Неизвестный значительно мигнул и спросил:

— Вас зовут Егор Степанович Мезин?

— Будто так, — внимательно всматриваясь, ответил Степаныч.

— Дружка своего Палыча с его зятем Кириллом не забыли?

— А вы отколь их знаете? — неожиданно для себя спросил Мезин, сразу заволновавшись.

Не походил гость на товарищей, но, услышав имена друзей, Степаныч забыл про осторожность. Два года от них не было весточки.

— В одном доме жили, — щуря правый глаз, ответил незнакомец и, сунув руки в карманы истрепанного пальто, принял надменную позу. — Видно, Кирюшка ошибся. Не больно ты мне обрадовался, у ворот держишь, — сказал он, делая вид, что хочет уйти.

— Что ты, что ты! — тоже перейдя на «ты», горячо заговорил Степаныч, схватив его за рукав. — Айда в дом! «Видно, с Палычем и Кирюшкой в тюрьме одной сидел, уголовник, поди», — подумал он.

Когда вошли в кухню, гость, поздоровавшись с хозяйкой, сразу же снял пальто и бросился к печке.

— Ой, и замерз! От Омска на тендере ехал, а шуба моя рыбьим мехом подбита, — сказал он добродушно.

Феона Семеновна кинулась ставить самовар.

— Звать-то как тебя? — спросил Степаныч.

— Васька Кулагин! К вашим услугам! — с дурашливой важностью крикнул гость, прильнув к печи.

— Может, Вася, с дороги щец поешь, чай-то потом? — предложила хозяйка.

По-женски наблюдательная, Феона Семеновна прежде мужа заметила, какой у гостя истощенный вид. «Оголодал, видно, да и замерз», — думала она с жалостью, быстро накрывая на стол.

— Садись кушай, — пригласил и Степаныч. — У тебя от них ничего нет?

— Как же! Кирюшка неделю писал, сколь бумаги я ему собирал по камерам, а от Палыча одна записочка.

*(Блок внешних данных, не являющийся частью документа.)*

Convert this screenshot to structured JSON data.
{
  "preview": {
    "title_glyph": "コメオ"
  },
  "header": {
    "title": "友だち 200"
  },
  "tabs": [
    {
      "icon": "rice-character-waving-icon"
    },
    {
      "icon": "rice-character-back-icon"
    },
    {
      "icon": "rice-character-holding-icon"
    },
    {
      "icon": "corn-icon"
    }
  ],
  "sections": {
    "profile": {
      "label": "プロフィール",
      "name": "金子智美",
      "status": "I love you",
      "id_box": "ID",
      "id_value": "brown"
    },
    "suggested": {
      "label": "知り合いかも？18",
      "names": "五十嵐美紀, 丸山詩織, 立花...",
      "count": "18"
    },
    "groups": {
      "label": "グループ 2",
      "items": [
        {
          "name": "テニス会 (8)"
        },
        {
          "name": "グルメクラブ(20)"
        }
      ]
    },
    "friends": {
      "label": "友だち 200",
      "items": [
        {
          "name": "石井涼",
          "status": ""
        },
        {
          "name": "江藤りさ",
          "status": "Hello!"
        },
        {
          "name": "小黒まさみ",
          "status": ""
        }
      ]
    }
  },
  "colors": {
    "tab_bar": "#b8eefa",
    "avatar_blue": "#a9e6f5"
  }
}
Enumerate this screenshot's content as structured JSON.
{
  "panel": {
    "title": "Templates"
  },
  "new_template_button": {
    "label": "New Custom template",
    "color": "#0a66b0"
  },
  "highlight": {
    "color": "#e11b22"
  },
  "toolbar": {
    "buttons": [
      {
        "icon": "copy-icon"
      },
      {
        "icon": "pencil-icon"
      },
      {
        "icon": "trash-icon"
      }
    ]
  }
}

Кулагин, оторвавшись от горячей печки, схватил пальто.

Семеновна уже поставила на стол миску с дымящимися щами. Василий, вытаскивая из разных мест исписанные клочки бумаги, потянул носом вкусный запах.

На первом клочке Мезин увидел почерк Карпова и чуть не вырывал каждую писульку. Передав хозяину восьмой листок, Кулагин сказал: «Все!» — и жадно поглядел на стол.

— Садись, Вася, друг ты мой любезный, подкрепляйся, — ласково предложил ему Степаныч. — Мать, корми вкусней, а я пойду почитаю. Да стопочку с дорожки поднеси гостю дорогому!

— Нет, Кирюша не обманул меня, вижу, — плутовски подмигнул Кулагин, садясь за стол.

Казак поспешно ушел в соседнюю комнату. Хотелось скорей прочитать письма друзей. «Душа изболелась. Увезли жандармы — и как в воду канули. Если бы с Омском связь не порвалась, давно бы знали про них», — думал он, стараясь разобрать местами стертые слова.

«Дорогой друг! Мне писать трудно, следят очень. Кирюше легче. Скоро мы будем с ним вместе. Посланному верь! Хоть в воровстве его обвинили, а парень добрый…» — прочитал он наспех нацарапанные строчки на грязном обрывке бумаги. Ни его, ни своего имени Федор не писал.

«Знает, что почерк его не забуду, — взволнованно подумал Мезин, перечитав несколько раз записочку и бережно свертывая. — Аксюте надо переслать — пусть своими глазами прочитает отцовы слова…»

Из семи записок Кирилла пять предназначались Аксюте. Прочитав на маленьком листочке первые слова: «Любушка моя, солнышко ясное», Степаныч бережно откладывал его в сторону, понимая, кого так называет молодой друг.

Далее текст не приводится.